Malaise au sein de la chaîne publique slovaque victime de pressions politiques

En dépit de l’électrochoc provoqué par l’assassinat d’un journaliste d’investigation en février dernier, les conditions de travail des professionnels des médias continuent de se dégrader en Slovaquie, notamment au sein du média public, qui voit son indépendance éditoriale mise à mal.

Depuis quelques jours, les tentatives d’ingérence des autorités slovaques dans les programmes et la direction de la radio et télévision de Slovaquie (RTVS) se heurtent à la résistance d’un certain nombre de journalistes qui tentent de défendre la ligne éditoriale de leur chaîne. La crise n’a cessé d’enfler ces dernières semaines au siège du média public.

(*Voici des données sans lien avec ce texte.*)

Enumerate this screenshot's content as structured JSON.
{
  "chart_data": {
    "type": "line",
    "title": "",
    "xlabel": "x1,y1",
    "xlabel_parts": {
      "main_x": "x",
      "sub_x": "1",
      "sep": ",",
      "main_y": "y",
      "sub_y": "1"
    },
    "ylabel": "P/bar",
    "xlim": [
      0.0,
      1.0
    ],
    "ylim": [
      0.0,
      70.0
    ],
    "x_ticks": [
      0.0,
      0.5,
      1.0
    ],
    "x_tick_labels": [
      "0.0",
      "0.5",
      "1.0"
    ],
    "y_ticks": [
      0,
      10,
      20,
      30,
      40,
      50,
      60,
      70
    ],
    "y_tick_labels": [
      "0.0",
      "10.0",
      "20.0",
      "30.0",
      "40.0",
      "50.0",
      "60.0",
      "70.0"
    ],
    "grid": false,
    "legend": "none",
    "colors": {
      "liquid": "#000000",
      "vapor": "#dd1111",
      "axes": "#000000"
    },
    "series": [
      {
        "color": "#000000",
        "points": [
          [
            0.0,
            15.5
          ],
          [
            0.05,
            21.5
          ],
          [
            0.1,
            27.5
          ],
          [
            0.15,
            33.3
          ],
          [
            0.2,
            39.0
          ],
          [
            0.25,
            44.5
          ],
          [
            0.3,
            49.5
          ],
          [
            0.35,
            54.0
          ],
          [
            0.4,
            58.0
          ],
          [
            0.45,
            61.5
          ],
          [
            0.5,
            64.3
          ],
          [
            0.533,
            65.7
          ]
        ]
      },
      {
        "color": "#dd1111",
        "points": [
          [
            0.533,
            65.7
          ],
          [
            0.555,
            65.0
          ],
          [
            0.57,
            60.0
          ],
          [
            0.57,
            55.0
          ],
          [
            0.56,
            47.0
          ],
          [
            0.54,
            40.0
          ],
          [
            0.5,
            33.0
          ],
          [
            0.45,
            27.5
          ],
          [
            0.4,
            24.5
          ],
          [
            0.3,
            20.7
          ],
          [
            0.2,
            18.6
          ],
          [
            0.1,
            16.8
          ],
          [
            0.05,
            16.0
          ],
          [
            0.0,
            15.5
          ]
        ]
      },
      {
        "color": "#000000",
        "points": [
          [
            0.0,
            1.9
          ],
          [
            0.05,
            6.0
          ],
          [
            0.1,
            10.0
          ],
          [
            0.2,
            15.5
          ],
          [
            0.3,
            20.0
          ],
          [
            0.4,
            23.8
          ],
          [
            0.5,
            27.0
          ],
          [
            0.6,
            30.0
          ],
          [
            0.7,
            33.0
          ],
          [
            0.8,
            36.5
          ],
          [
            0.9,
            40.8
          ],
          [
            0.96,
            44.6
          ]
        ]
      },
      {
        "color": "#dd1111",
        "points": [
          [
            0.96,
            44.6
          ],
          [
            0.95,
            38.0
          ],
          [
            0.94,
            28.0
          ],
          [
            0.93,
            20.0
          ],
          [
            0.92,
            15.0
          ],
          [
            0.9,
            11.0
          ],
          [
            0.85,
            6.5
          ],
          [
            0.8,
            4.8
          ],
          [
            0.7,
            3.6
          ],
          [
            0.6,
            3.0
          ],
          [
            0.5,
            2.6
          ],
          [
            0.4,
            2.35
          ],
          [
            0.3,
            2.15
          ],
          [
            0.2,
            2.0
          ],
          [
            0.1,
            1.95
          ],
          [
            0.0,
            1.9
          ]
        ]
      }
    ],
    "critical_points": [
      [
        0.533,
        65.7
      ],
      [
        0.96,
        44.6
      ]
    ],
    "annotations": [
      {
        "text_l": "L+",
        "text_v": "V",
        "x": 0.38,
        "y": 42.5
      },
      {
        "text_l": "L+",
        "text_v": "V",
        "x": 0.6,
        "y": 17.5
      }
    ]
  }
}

Les pressions politiques -qui avaient connu un répit dans la foulée de l’assassinat du journaliste d’investigation Ján Kuciak pour cause de crise gouvernementale- n’ayant fait que redoubler une fois la crainte d'élections anticipées passée.


Plutôt que de s’employer à renforcer la liberté d’informer dans une période de turbulence pour les médias en Slovaquie, le nouveau directeur de la RTVS Jaroslav Rezník n’a cessé de la remettre en cause. Élu à la tête du média public en juin 2017 par le Parlement slovaque grâce au soutien des partis de la coalition gouvernementale Smer et le Parti national slovaque SNS, Jaroslav Reznik a pris ses fonctions en août et contribué dès l’automne à détériorer l’ambiance au sein de la chaîne. D’abord en nommant de nouveaux rédacteurs en chef venus de cabinets ministériels et proches du pouvoir. Puis en supprimant, en tout début d’année, le seul magazine d’investigation du pays, Reportéri (Les Reporters), à la suite de la diffusion d’un reportage critique envers une organisation culturelle proche du Parti national slovaque (SNS), membre de la coalition au pouvoir. Dans la foulée, après des critiques venant directement de ce même parti, c’est une autre magazine, Dejiny.sk (Histoire.sk) qui a vu son équipe remaniée.


En mars, les journalistes de la RTVS ont également été choqués par l’interdiction qui leur a été faite de porter à l’antenne des badges de soutien à Ján Kuciak “#All forJán”, alors que ce slogan était devenu un symbole de solidarité avec les journalistes slovaques. Lorsque certains reporters ont bravé l’interdiction, les journalistes ont été traités de “révolutionnaires” par leur nouveau rédacteur en chef.


Le début du mois d’avril a été marqué par le licenciement très médiatisé d’une des journalistes les plus expérimentées de la rédaction, Oľga Baková, qui venait de refuser une rétrogadation non justifiée. Quelques jours plus tard, c’est le directeur des programmes Tibor Búza, qui a quitté ses fonctions, officiellement pour “raisons personnelles” mais en réalité, selon certaines sources, suite à des désaccords avec la direction.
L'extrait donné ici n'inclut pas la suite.